Question

Let $\text{sgn}\left(y\right)$ and $\left\{y\right\}$ denote signum function of $y$ and fractional part function of $y$ respectively.
Which of the following functions is (are) bijective?
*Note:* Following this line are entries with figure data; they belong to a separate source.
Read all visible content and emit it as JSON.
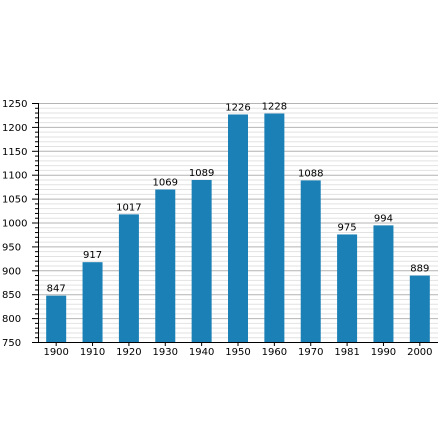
{
  "chart_data": {
    "type": "bar",
    "categories": [
      "1900",
      "1910",
      "1920",
      "1930",
      "1940",
      "1950",
      "1960",
      "1970",
      "1981",
      "1990",
      "2000"
    ],
    "values": [
      847,
      917,
      1017,
      1069,
      1089,
      1226,
      1228,
      1088,
      975,
      994,
      889
    ],
    "data_labels": [
      "847",
      "917",
      "1017",
      "1069",
      "1089",
      "1226",
      "1228",
      "1088",
      "975",
      "994",
      "889"
    ],
    "y_ticks": [
      "750",
      "800",
      "850",
      "900",
      "950",
      "1000",
      "1050",
      "1100",
      "1150",
      "1200",
      "1250"
    ],
    "title": "",
    "xlabel": "",
    "ylabel": "",
    "ylim": [
      750,
      1250
    ],
    "major_tick_step": 50,
    "minor_tick_step": 10,
    "grid": true,
    "legend": "none",
    "colors": {
      "bar": "#1a80b6",
      "major_grid": "#b4b4b4",
      "minor_grid": "#e2e2e2",
      "axis": "#000000",
      "text": "#000000"
    }
  }
}
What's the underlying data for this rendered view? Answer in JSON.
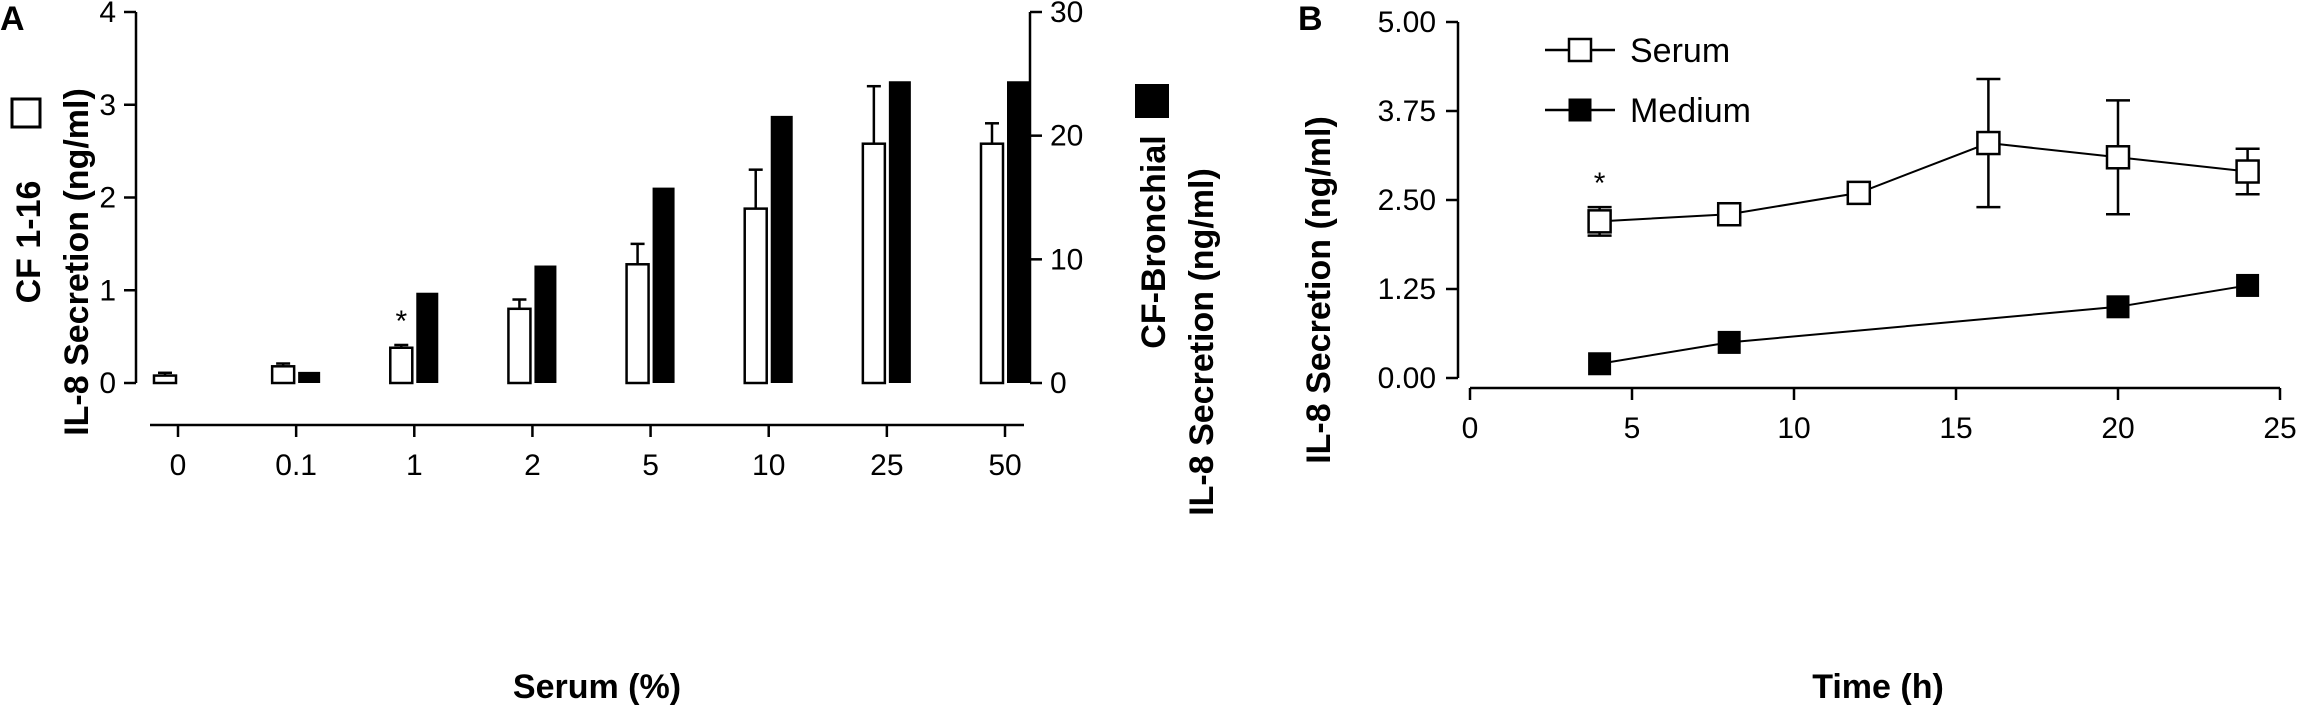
{
  "chart_data": [
    {
      "panel": "A",
      "type": "bar",
      "categories": [
        "0",
        "0.1",
        "1",
        "2",
        "5",
        "10",
        "25",
        "50"
      ],
      "xlabel": "Serum (%)",
      "ylabel_left_line1": "CF 1-16",
      "ylabel_left_line2": "IL-8 Secretion (ng/ml)",
      "ylabel_right_line1": "CF-Bronchial",
      "ylabel_right_line2": "IL-8 Secretion (ng/ml)",
      "ylim_left": [
        0,
        4
      ],
      "yticks_left": [
        "0",
        "1",
        "2",
        "3",
        "4"
      ],
      "ylim_right": [
        0,
        30
      ],
      "yticks_right": [
        "0",
        "10",
        "20",
        "30"
      ],
      "series": [
        {
          "axis": "left",
          "fill": "#ffffff",
          "values": [
            0.08,
            0.18,
            0.38,
            0.8,
            1.28,
            1.88,
            2.58,
            2.58
          ],
          "error": [
            0.03,
            0.03,
            0.03,
            0.1,
            0.22,
            0.42,
            0.62,
            0.22
          ]
        },
        {
          "axis": "right",
          "fill": "#000000",
          "values": [
            0,
            0.9,
            7.3,
            9.5,
            15.8,
            21.6,
            24.4,
            24.4
          ]
        }
      ],
      "annotations": [
        {
          "text": "*",
          "category": "1"
        }
      ]
    },
    {
      "panel": "B",
      "type": "line",
      "xlabel": "Time (h)",
      "ylabel": "IL-8 Secretion (ng/ml)",
      "xlim": [
        0,
        25
      ],
      "xticks": [
        "0",
        "5",
        "10",
        "15",
        "20",
        "25"
      ],
      "ylim": [
        0,
        5
      ],
      "yticks": [
        "0.00",
        "1.25",
        "2.50",
        "3.75",
        "5.00"
      ],
      "legend_position": "top-left",
      "series": [
        {
          "name": "Serum",
          "marker": "open-square",
          "x": [
            4,
            8,
            12,
            16,
            20,
            24
          ],
          "y": [
            2.2,
            2.3,
            2.6,
            3.3,
            3.1,
            2.9
          ],
          "error": [
            0.2,
            0.05,
            0.05,
            0.9,
            0.8,
            0.32
          ]
        },
        {
          "name": "Medium",
          "marker": "filled-square",
          "x": [
            4,
            8,
            20,
            24
          ],
          "y": [
            0.2,
            0.5,
            1.0,
            1.3
          ]
        }
      ],
      "annotations": [
        {
          "text": "*",
          "x": 4
        }
      ]
    }
  ]
}
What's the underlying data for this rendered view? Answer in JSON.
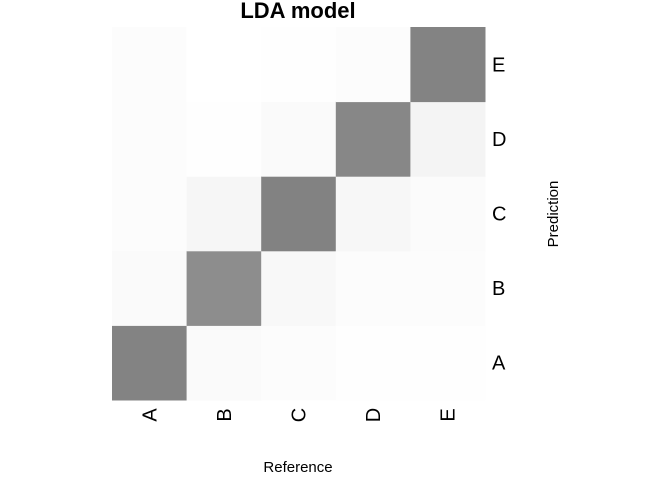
{
  "chart_data": {
    "type": "heatmap",
    "title": "LDA model",
    "xlabel": "Reference",
    "ylabel": "Prediction",
    "x_categories": [
      "A",
      "B",
      "C",
      "D",
      "E"
    ],
    "y_categories": [
      "A",
      "B",
      "C",
      "D",
      "E"
    ],
    "value_scale": "proportion",
    "cells": [
      {
        "ref": "A",
        "pred": "A",
        "value": 0.93
      },
      {
        "ref": "A",
        "pred": "B",
        "value": 0.04
      },
      {
        "ref": "A",
        "pred": "C",
        "value": 0.02
      },
      {
        "ref": "A",
        "pred": "D",
        "value": 0.02
      },
      {
        "ref": "A",
        "pred": "E",
        "value": 0.02
      },
      {
        "ref": "B",
        "pred": "A",
        "value": 0.04
      },
      {
        "ref": "B",
        "pred": "B",
        "value": 0.86
      },
      {
        "ref": "B",
        "pred": "C",
        "value": 0.07
      },
      {
        "ref": "B",
        "pred": "D",
        "value": 0.01
      },
      {
        "ref": "B",
        "pred": "E",
        "value": 0.0
      },
      {
        "ref": "C",
        "pred": "A",
        "value": 0.02
      },
      {
        "ref": "C",
        "pred": "B",
        "value": 0.05
      },
      {
        "ref": "C",
        "pred": "C",
        "value": 0.94
      },
      {
        "ref": "C",
        "pred": "D",
        "value": 0.04
      },
      {
        "ref": "C",
        "pred": "E",
        "value": 0.01
      },
      {
        "ref": "D",
        "pred": "A",
        "value": 0.01
      },
      {
        "ref": "D",
        "pred": "B",
        "value": 0.02
      },
      {
        "ref": "D",
        "pred": "C",
        "value": 0.06
      },
      {
        "ref": "D",
        "pred": "D",
        "value": 0.9
      },
      {
        "ref": "D",
        "pred": "E",
        "value": 0.02
      },
      {
        "ref": "E",
        "pred": "A",
        "value": 0.01
      },
      {
        "ref": "E",
        "pred": "B",
        "value": 0.02
      },
      {
        "ref": "E",
        "pred": "C",
        "value": 0.03
      },
      {
        "ref": "E",
        "pred": "D",
        "value": 0.08
      },
      {
        "ref": "E",
        "pred": "E",
        "value": 0.93
      }
    ],
    "color_low": "#ffffff",
    "color_high": "#7a7a7a",
    "legend": "none"
  }
}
• A. $f:(-\infty ,0]\to (0,\frac{\pi }{2}]$defined by $f\left(x\right)={\sin }^{-1}\left(e^x\right)$
• B. $f:[-1,1]\to \{-1,0,1\}$ defined by $f\left(x\right)=\text{sgn}({\sin }^{-1}|x|-{\cos }^{-1}|x|)$
• C. $f:[-3,0]\to [\cos 3,1]$ defined by $f\left(x\right)=\cos x$
• D. $f:R-Z\to R$ defined by $f\left(x\right)=\ln \left\{x\right\}$

Answer 1

Answer: (A), (C)

$f:[-3,0]\to [\cos 3,1]$ defined by $f\left(x\right)=\cos x$

We have, $-\infty <x\le 0$
$\Rightarrow 0<e^x\le 1$
$\Rightarrow {\sin }^{-1}\left(e^x\right)\in (0,\frac{\pi }{2}]$
Since $e^x$ and ${\sin }^{-1}x$ are one-one, therefore ${\sin }^{-1}\left(e^x\right)$ is also one-one.
$\therefore f\left(x\right)={\sin }^{-1}\left(e^x\right)$ is one-one and onto.
Hence, $f\left(x\right)$ is bijective.


$f\left(x\right)=\text{sgn}({\sin }^{-1}|x|-{\cos }^{-1}|x|)$
Since $f(-x)=f\left(x\right),$ therefore $f\left(x\right)$ is many-one.
And range of $f$ is $\{-1,0,1\}.$
$\therefore f\left(x\right)$ is onto.
Hence, $f\left(x\right)$ is not bijective.


$f\left(x\right)=\cos x$

From the graph, it is clear that $f\left(x\right)$ is one-one and onto.
Hence, $f\left(x\right)$ is bijective.


$f\left(x\right)=\ln \left\{x\right\}$
$f\left(1.2\right)=\ln \left(0.2\right)$ and $f\left(2.2\right)=\ln \left(0.2\right),$ therefore $f\left(x\right)$ is many-one.
Range of $f$ is $(-\infty ,0)$
$\therefore f$ is many-one and into.
Hence, $f\left(x\right)$ is not bijective.